Nurlarda dünya için sefine-i Rabbaniye ifadesi kullanılır.

Dün güneşten kopan bir ateş yığınını Allah terbiye etmiş ve bugünkü haline getirmiş. Ateşi okyanus yapmış, taş yapmış, toprak yapmış; ateşi orman yapmış ve nihayet dünün yakan ateşini, milyonu aşan canlı türlerini yüklenerek feza denizinde seyahat eden bir gemi haline getirmiş. Bu, akıllara durgunluk veren İlâhî bir terbiye tecellisidir.

İnsanoğlu da deryalarda birer nokta kadar kalan o büyük gemileri yapmakla bu İlâhî icraatın küçük temsillerini sergilemiş oluyor. Bir geminin yapımında kullanılan madenler, keresteler ve sair maddeler ayrı birer terbiyeden geçerek insanın istifadesine hazır hale getirilmişler… Ve insan, o maddeleri ve madenleri ilim ve sanatla yoğurup gemi haline getirmiş.

İnsanın yaptığı uçaklar gezegenlerin yanında, diktiği gökdelenler de yıldızların yanında görülemeyecek kadar küçük kalırlar, ama bir yönleriyle onlar da İlâhî sanatlara ve icraatlara küçük birer temsil, onların azametini seyrettiren küçük birer penceredirler.

Bütün bu icraatlar küçük olmaya mahkûmdurlar, zira insanın bütün sıfatları sınırlıdır; İlâhî sıfatlar ise sonsuz. Ve sınırlı, sonsuzun yanında ölçüye girmeyecek kadar küçük kalır…

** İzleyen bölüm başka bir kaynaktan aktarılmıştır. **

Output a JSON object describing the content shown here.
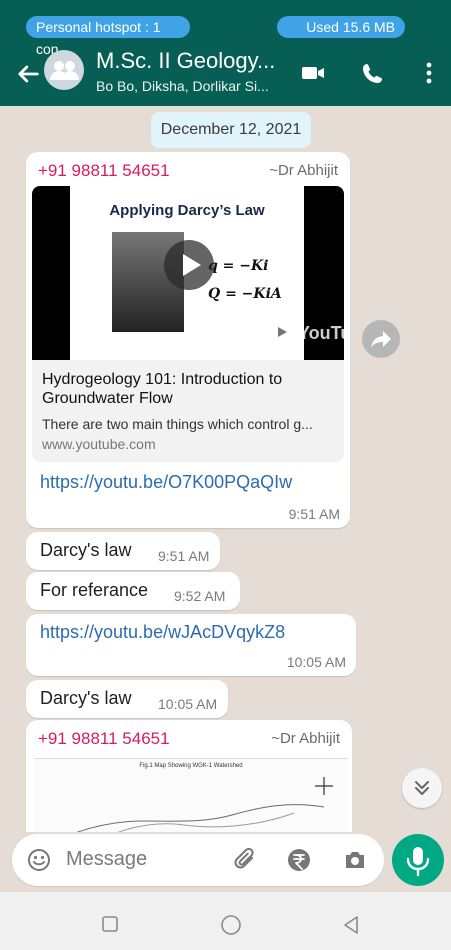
{
  "status": {
    "hotspot": "Personal hotspot : 1 con...",
    "data_usage": "Used  15.6 MB"
  },
  "header": {
    "title": "M.Sc. II Geology...",
    "subtitle": "Bo Bo, Diksha, Dorlikar Si..."
  },
  "date_chip": "December 12, 2021",
  "messages": [
    {
      "sender": "+91 98811 54651",
      "alias": "~Dr Abhijit",
      "preview": {
        "slide_title": "Applying Darcy’s Law",
        "eq1": "q = −Ki",
        "eq2": "Q = −KiA",
        "watermark": "YouTube",
        "title": "Hydrogeology 101: Introduction to Groundwater Flow",
        "description": "There are two main things which control g...",
        "domain": "www.youtube.com"
      },
      "link": "https://youtu.be/O7K00PQaQIw",
      "time": "9:51 AM"
    },
    {
      "text": "Darcy's law",
      "time": "9:51 AM"
    },
    {
      "text": "For referance",
      "time": "9:52 AM"
    },
    {
      "link": "https://youtu.be/wJAcDVqykZ8",
      "time": "10:05 AM"
    },
    {
      "text": "Darcy's law",
      "time": "10:05 AM"
    },
    {
      "sender": "+91 98811 54651",
      "alias": "~Dr Abhijit",
      "map_caption": "Fig.1 Map Showing WGK-1 Watershed"
    }
  ],
  "composer": {
    "placeholder": "Message"
  },
  "icons": {
    "back": "back-arrow-icon",
    "video": "video-call-icon",
    "call": "phone-call-icon",
    "menu": "more-vert-icon",
    "emoji": "emoji-icon",
    "attach": "attach-icon",
    "payment": "rupee-icon",
    "camera": "camera-icon",
    "mic": "mic-icon",
    "forward": "forward-icon",
    "scroll": "scroll-down-icon"
  },
  "colors": {
    "header": "#075e54",
    "chat_bg": "#e5ddd5",
    "accent": "#00a884",
    "sender": "#d81b60",
    "link": "#2b6cb0"
  }
}
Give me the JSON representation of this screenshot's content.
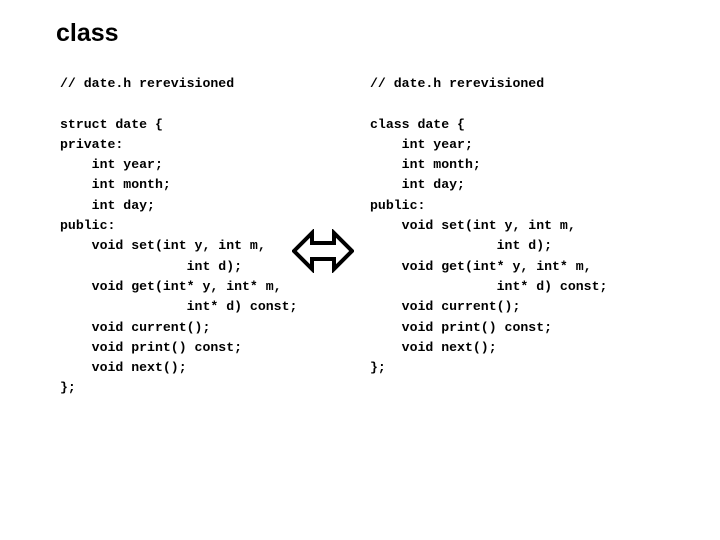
{
  "slide": {
    "title": "class",
    "background_color": "#ffffff",
    "text_color": "#000000"
  },
  "left_code": {
    "name": "original-struct-version",
    "lines": [
      "// date.h rerevisioned",
      "",
      "struct date {",
      "private:",
      "    int year;",
      "    int month;",
      "    int day;",
      "public:",
      "    void set(int y, int m,",
      "                int d);",
      "    void get(int* y, int* m,",
      "                int* d) const;",
      "    void current();",
      "    void print() const;",
      "    void next();",
      "};"
    ]
  },
  "right_code": {
    "name": "revised-class-version",
    "lines": [
      "// date.h rerevisioned",
      "",
      "class date {",
      "    int year;",
      "    int month;",
      "    int day;",
      "public:",
      "    void set(int y, int m,",
      "                int d);",
      "    void get(int* y, int* m,",
      "                int* d) const;",
      "    void current();",
      "    void print() const;",
      "    void next();",
      "};"
    ]
  },
  "arrow": {
    "icon": "double-headed-arrow-icon",
    "direction": "horizontal-bidirectional",
    "fill_color": "#ffffff",
    "stroke_color": "#000000"
  }
}
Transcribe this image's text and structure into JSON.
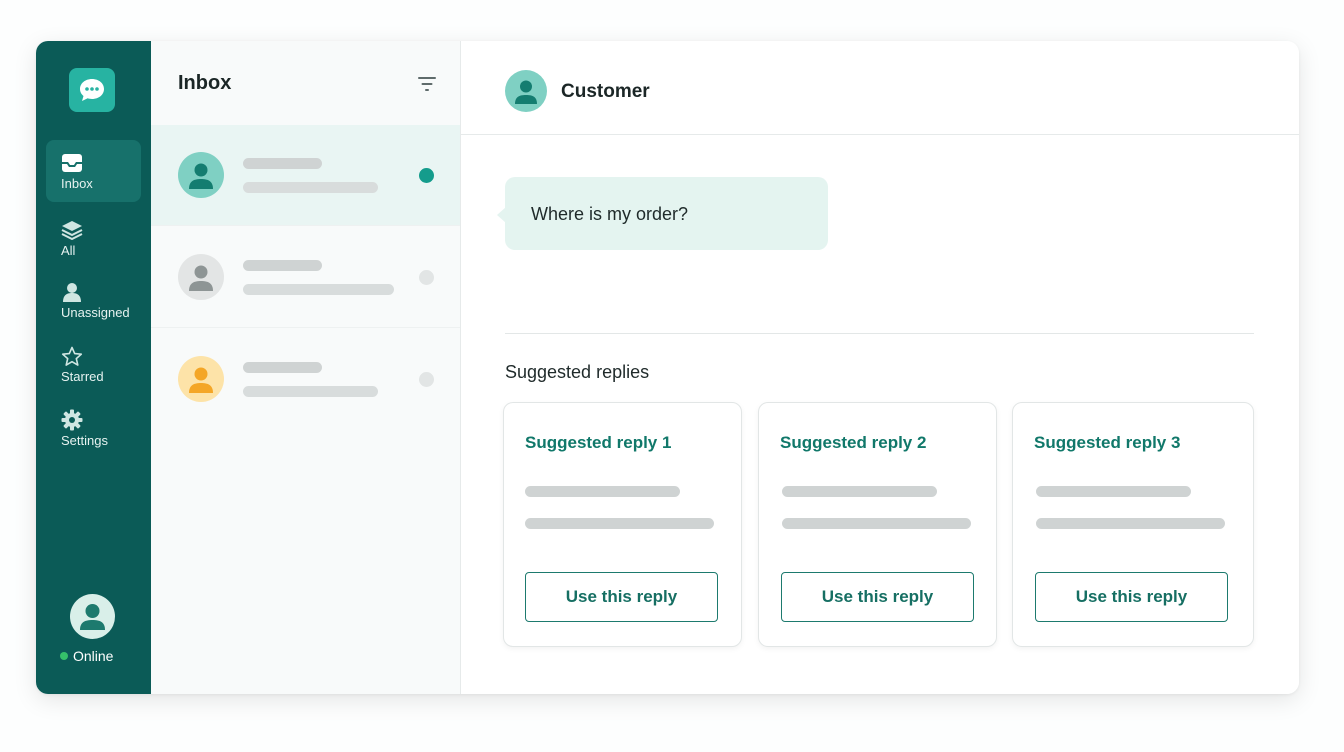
{
  "theme": {
    "rail_bg": "#0b5b57",
    "accent": "#11786a",
    "online": "#35c06a"
  },
  "nav": {
    "logo_icon": "chat-bubble-icon",
    "items": [
      {
        "label": "Inbox",
        "icon": "inbox-icon",
        "active": true
      },
      {
        "label": "All",
        "icon": "layers-icon",
        "active": false
      },
      {
        "label": "Unassigned",
        "icon": "person-icon",
        "active": false
      },
      {
        "label": "Starred",
        "icon": "star-icon",
        "active": false
      },
      {
        "label": "Settings",
        "icon": "gear-icon",
        "active": false
      }
    ],
    "user_status": "Online"
  },
  "inbox": {
    "title": "Inbox",
    "filter_icon": "filter-icon",
    "conversations": [
      {
        "avatar_color": "#7fd0c3",
        "unread": true
      },
      {
        "avatar_color": "#e3e5e5",
        "unread": false
      },
      {
        "avatar_color": "#fde3a8",
        "unread": false
      }
    ]
  },
  "conversation": {
    "customer_name": "Customer",
    "message": "Where is my order?"
  },
  "suggestions": {
    "heading": "Suggested replies",
    "cards": [
      {
        "title": "Suggested reply 1",
        "button": "Use this reply"
      },
      {
        "title": "Suggested reply 2",
        "button": "Use this reply"
      },
      {
        "title": "Suggested reply 3",
        "button": "Use this reply"
      }
    ]
  }
}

İnsan arza halife kılınmış. Onun halifeliğini, yer yüzünde Allah’ın izniyle ve O’nun ihsan ettiği istidat ile bir takım icraatlar yapma yetkisine sahip kılınma şeklinde tefsir ediyorlar.

Nedir bu küçük icraatlar?

İnsanoğlu, yirmi-otuz balığın bakımını üslenmek ve onları zevk ile seyretmek üzere bir akvaryum satın alıyor. Ondaki suyun değişimini sağlamak üzere, akvaryumuna elektrik akımı çekiyor. Yavruların diğer balıklar tarafından yenilip yok edilmemesi için özel bir bölüm yapıyor. Balıklarına muntazam olarak yemlerini veriyor, bunun için de kendisine ayrı bir masraf kapısı açılıyor.

Bu akvaryum meraklısı, bir gün büyük okyanusun kıyısında oturarak o haşmetli manzarayı seyre koyuluyor. O şimdi dalgalara bir başka gözle bakmaktadır. Onun elektrikle yaptığı işin çok daha harika olarak dalgalanma olayıyla yerine getirildiğini hayretle düşünmekte, denizin temiz tutulmasını şimdi bir başka türlü seyredip hayran olmaktadır. Akvaryum; denizlere küçük bir temsil, küçük bir numune.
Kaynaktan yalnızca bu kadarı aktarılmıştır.